En el último capítulo, el 8, Maria Dolors Bernabeu, de la Escola d’Infermeria Vall d’Hebron de Barcelona, describe los cambios de plan de estudio introducidos en los últimos años para aplicar el ABP en todo el currículo. Trabajando a partir de «escenarios» basados en situaciones reales, la implementación de los cambios curriculares comenzó en 2001 con la decisión de innovar el proyecto de formación de las enfermeras. El capítulo responde a cuatro cuestiones centrales: 1) orígenes: ¿cómo comienza la innovación?; 2) naturaleza de los cambios: ¿cuáles son las características del proceso?; 3) niveles de transformaciones en la innovación: ¿qué representa cada uno?; 4) grados de las transformaciones estratégicas: ¿en qué fase del desarrollo estamos? De esta manera, la autora describe detalladamente los desafíos afrontados por la institución en la transición de un currículo tradicional a otro basado en el ABP. En este capítulo también se abordan las angustias docentes, las decisiones políticas y la creencia en el rumbo escogido.

En síntesis, El Aprendizaje Basado en Problemas: una nueva perspectiva de la enseñanza en la universidad ofrece una excelente base conceptual y práctica sobre esta perspectiva innovadora de la enseñanza superior en las últimas décadas. Todos los trabajos presentados son fruto de un movimiento internacional que empieza a consolidarse en las universidades de todo el mundo y seguramente los lectores y lectoras se podrán nutrir con este debate, como punto de partida para promover cambios en sus prácticas educativas y en las instituciones que intervienen —y participan— en este movimiento.

Invitamos a una lectura fructífera y a las reflexiones críticas que provoque el ABP en los procesos de enseñanza universitarios.

1. El Aprendizaje Basado en Problemas. El resplandor tan brillante de otros tiempos

Luis A. Branda

(McMaster University y Universitat Autònoma de Barcelona [Unitat de Innovació Docent en Educació Superior (IDES)])
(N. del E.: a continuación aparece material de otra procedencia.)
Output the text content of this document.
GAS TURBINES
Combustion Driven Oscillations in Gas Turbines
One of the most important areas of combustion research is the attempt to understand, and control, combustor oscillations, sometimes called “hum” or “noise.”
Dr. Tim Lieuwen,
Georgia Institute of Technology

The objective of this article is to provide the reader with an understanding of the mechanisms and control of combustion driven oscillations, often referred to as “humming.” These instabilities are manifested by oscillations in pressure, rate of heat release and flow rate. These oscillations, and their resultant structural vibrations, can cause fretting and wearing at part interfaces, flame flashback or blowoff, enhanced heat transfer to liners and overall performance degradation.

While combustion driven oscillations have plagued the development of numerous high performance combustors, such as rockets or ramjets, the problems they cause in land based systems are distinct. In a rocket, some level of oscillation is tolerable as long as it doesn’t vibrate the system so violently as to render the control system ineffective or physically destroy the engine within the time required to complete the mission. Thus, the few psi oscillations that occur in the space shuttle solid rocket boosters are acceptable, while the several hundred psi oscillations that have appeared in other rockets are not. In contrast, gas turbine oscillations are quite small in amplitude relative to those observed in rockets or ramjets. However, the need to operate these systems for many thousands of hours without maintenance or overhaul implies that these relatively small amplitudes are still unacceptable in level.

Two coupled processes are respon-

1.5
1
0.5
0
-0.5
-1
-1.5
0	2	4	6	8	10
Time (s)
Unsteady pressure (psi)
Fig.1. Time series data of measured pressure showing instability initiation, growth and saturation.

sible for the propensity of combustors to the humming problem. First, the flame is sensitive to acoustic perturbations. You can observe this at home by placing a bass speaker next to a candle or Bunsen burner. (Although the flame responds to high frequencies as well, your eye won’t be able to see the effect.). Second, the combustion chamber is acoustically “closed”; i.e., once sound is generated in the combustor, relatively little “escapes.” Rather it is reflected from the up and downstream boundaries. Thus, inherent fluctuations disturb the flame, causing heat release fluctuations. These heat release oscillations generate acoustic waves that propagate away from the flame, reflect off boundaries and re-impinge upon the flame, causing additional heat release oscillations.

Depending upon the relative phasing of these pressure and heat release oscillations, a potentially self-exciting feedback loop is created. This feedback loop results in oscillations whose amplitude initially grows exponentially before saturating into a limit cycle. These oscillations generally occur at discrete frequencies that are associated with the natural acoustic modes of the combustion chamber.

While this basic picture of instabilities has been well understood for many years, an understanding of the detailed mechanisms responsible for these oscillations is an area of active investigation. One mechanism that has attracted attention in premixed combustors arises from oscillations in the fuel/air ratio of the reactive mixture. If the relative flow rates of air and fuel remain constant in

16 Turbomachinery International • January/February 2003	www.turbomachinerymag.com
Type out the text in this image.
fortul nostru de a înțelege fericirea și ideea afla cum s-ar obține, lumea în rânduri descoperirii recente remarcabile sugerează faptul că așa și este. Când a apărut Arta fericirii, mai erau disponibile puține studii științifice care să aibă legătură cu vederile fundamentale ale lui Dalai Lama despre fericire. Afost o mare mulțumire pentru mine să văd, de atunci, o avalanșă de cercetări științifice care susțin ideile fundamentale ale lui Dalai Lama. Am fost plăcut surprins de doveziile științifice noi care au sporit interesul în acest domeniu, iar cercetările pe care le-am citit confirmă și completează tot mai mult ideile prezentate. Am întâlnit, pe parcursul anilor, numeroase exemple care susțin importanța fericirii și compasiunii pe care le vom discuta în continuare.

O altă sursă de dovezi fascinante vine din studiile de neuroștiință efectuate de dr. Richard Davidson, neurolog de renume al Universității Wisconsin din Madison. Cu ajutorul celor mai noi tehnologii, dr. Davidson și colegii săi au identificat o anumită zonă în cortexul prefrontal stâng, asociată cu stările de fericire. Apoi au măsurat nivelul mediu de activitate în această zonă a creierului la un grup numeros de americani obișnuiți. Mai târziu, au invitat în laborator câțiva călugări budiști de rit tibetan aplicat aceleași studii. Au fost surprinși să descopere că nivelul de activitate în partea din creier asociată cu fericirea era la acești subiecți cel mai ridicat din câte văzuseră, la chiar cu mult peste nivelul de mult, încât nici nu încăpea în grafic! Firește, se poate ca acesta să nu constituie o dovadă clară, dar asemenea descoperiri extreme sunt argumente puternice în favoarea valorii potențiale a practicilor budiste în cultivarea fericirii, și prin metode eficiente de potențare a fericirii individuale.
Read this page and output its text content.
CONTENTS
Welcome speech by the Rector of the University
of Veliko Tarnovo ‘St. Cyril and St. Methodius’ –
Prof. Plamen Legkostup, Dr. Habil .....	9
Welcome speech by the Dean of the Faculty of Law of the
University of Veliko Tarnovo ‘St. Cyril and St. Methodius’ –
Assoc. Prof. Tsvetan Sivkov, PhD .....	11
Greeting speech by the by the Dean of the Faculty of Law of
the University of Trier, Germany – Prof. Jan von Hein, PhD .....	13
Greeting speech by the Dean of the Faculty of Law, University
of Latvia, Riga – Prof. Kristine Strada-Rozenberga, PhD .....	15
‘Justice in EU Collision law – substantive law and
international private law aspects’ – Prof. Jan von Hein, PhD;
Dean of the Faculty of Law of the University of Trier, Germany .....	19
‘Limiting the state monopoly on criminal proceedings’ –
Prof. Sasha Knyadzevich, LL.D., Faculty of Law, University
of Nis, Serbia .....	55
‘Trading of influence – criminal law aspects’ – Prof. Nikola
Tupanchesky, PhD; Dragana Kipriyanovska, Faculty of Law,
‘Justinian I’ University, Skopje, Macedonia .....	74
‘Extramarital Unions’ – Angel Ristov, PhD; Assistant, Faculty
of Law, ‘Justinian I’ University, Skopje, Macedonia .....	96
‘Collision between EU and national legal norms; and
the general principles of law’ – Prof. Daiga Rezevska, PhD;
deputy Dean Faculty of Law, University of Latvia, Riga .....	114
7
What though the radiance with was once so brightBe now for ever taken from my sight, […]We will grieve not, rather find Strength in what remains behind

WILLIAM WORDSWORTH, Intimations of Immortality

Tras la muerte de Clarice Lispector se encontró, en el fondo de una gaveta, el manuscrito de la segunda parte de su libro, Legião Estrangeira, donde la autora preguntaba: «O processo de escrever é difícil?» y agregaba: «Mas é como chamar de difícil o modo extremamente caprichoso e natural como uma flor é feita».1 Muy pocos son tan privilegiados como para poder escribir como lo hacía Clarice Lispector, con su habilidad de manipular las palabras despertando la curiosidad del lector y, lo más importante, conmoviéndolo y forzándolo a una reflexión –muchas veces inquietante–. Condicionado tanto por mis limitaciones como cronista como por las pifias prudentemente atribuibles a fallos de la memoria, he escrito este capítulo sobre algunos aspectos históricos del nacimiento y crecimiento del Aprendizaje Basado en Problemas (ABP) en McMaster; éstos se presentan de forma más reflexiva2 que informativa y vistos desde el punto de vista de uno de los cofundadores del programa de Medicina.

Algunas de las consideraciones aquí expuestas tienen la intención de estimular la reflexión sobre el proceso de innovación, pero probablemente sean turbadoras al estar en desacuerdo con la ortodoxia vigente y aceleren mi óbito como futuro cronista; con su sentido trágico del humor, Shakespeare hace decir a Thomas Moro cuando camina hacia el patíbulo: «[…] denme una mano para ayudarme a subir; con respecto a mi descenso, déjenme solo; yo mismo me ocupare de ello».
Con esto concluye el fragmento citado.